XLI

XLI

Московский балет. — Фанни Эльслер. — Ее гастроли в Москве — Небывалые триумфы. — Балерины петербургского театрального училища. — Балетные преподаватели. — Танцор Ильин. — Любовные похождения Ильина. — Страсть к картам.

Я был поклонником балета с детства. Еще будучи ребенком, я с напряженным вниманием следил за сюжетом каждого балета, за танцами, мимикой и находил в этом большое наслаждение. Меня частенько возили в Большой московский театр, где я набирался впечатлений, сохраняющихся в душе до сих пор. Я до сих пор отлично помню, как великолепно шел в Москве известный балет «Сатанилла», какие он делал громадные сборы, как хороши были Санковская, Ирка-Матиас, Монтасю и многие другие, не говоря уже про знаменитую Фанни Эльслер, от которой вся Москва, как говорится, «сходила с ума».

Фанни Эльслер выступала не только в балетах, как первоклассная балерина, но даже появлялась на драматической сцене. Во время своих продолжительных гастролей в Москве, уступая просьбам всевозможных бенефициантов, она с русскими драматическими актерами сыграла две пьесы, имевшие колоссальный успех, благодаря ее участию. Пьесы эти: переводная драма Скриба «Ольга — русская сирота» и переводная же мелодрама «Энгувильский немой». В первой Эльслер изображала немую Ольгу, во второй немого Жоржа. Я видел ее в обеих ролях, и такое сильное впечатление оставила она во мне своею талантливою игрою, что, когда я сделался актером, обе эти пьесы возобновил в Александринском театре. «Ольга» шла в один из моих бенефисов при участии в заглавной роли нашей петербургской балерины Евгении Соколовой, а «Энгувильский немой» при исполнении роли Жоржа — Марией Мариусовной Петипа в бенефис одного из товарищей, который выбрал эту мелодраму по моему совету. В Петербурге, как и в Москве, эти пьесы имели порядочный успех, главным образом благодаря талантливым балетным исполнительницам.

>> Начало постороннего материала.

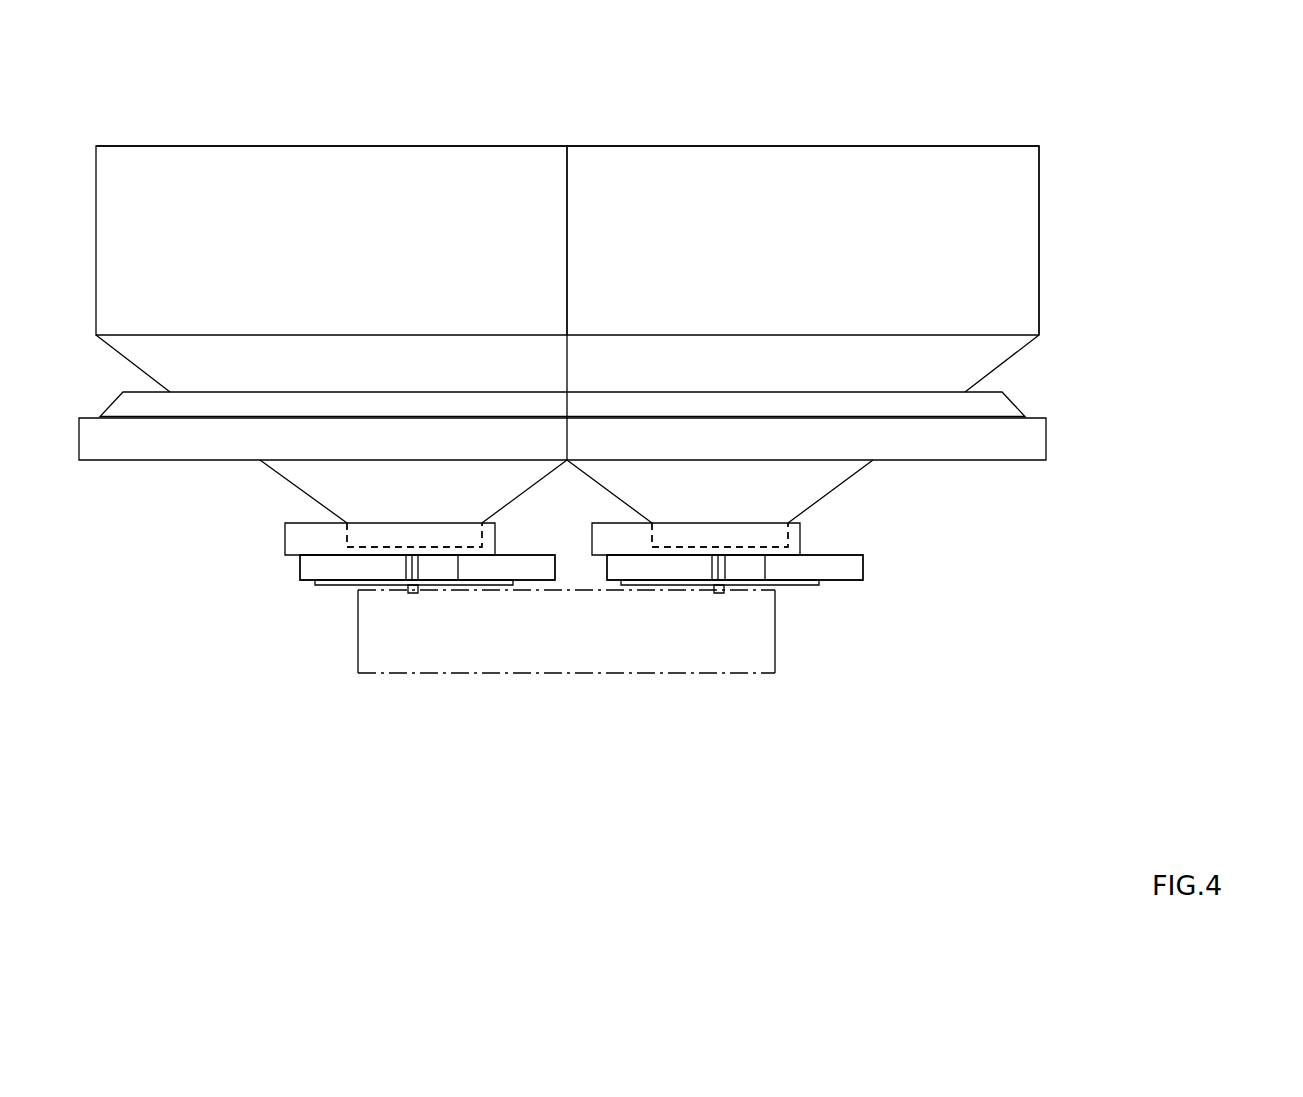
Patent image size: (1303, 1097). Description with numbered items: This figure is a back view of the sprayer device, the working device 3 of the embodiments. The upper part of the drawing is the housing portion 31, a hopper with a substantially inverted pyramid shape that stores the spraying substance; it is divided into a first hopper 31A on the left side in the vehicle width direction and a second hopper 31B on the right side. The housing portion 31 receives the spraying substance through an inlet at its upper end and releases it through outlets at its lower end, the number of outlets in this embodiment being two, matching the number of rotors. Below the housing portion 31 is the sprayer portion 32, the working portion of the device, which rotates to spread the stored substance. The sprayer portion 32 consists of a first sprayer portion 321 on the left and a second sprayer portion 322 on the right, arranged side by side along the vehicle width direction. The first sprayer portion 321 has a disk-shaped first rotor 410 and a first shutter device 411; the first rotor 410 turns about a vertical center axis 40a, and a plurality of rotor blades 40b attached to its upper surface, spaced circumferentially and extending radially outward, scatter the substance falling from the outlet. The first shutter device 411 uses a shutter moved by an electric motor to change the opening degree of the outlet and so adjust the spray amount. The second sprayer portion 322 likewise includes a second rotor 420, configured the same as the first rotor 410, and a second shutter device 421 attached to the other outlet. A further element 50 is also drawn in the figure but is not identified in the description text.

The working device 3 is at (950, 97).
The housing portion 31 is at (262, 142).
The first hopper 31A is at (473, 146).
The second hopper 31B is at (781, 146).
The sprayer portion 32 is at (581, 624).
The first sprayer portion 321 is at (343, 624).
The second sprayer portion 322 is at (804, 567).
The center axis 40a is at (418, 594).
The rotor blade 40b is at (300, 570).
The first rotor 410 is at (348, 588).
The first shutter device 411 is at (352, 530).
The second rotor 420 is at (783, 589).
The second shutter device 421 is at (788, 547).
The workpiece 50 is at (777, 662).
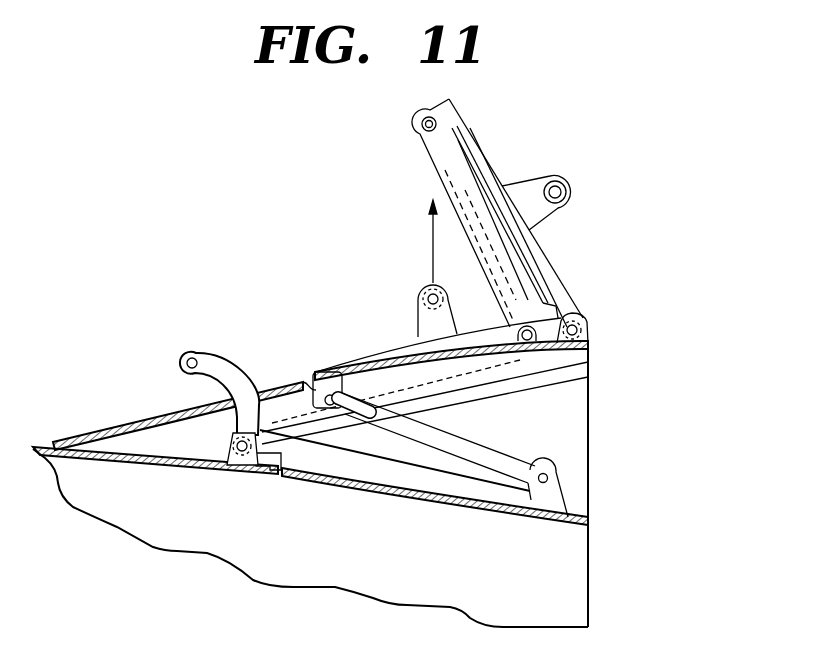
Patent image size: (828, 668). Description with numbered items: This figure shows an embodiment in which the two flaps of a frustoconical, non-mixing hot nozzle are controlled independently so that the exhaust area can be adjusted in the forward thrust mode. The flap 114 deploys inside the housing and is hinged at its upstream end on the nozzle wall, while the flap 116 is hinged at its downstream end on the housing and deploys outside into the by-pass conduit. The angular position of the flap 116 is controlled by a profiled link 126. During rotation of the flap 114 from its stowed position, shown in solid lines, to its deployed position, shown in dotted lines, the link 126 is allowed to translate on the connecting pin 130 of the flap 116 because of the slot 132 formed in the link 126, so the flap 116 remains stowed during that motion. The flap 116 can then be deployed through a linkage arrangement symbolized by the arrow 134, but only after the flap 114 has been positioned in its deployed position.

Фанни Эльслер, в бытность свою в Белокаменной, часто появлялась в дивертиссементах, помогая своим участием бедным товарищам по сцене. В бенефисы суфлеров, сценариусов, хористов она своим именем поднимала сборы и в большинстве выступала с русской пляской, возбуждавшей сенсацию в публике.

Мне особенно памятен ее последний бенефис. Таких триумфов мне более не приходилось видеть. Шла впервые на московской сцене «Эсмеральда». От публики любимой танцовщице был подан драгоценный подарок: серебряный калач, представлявший из себя футляр для массивного браслета с шестью дорогими по величине и качеству камнями. Название каждого камня начиналось одной из тех шести букв. которые составляют слово «Москва».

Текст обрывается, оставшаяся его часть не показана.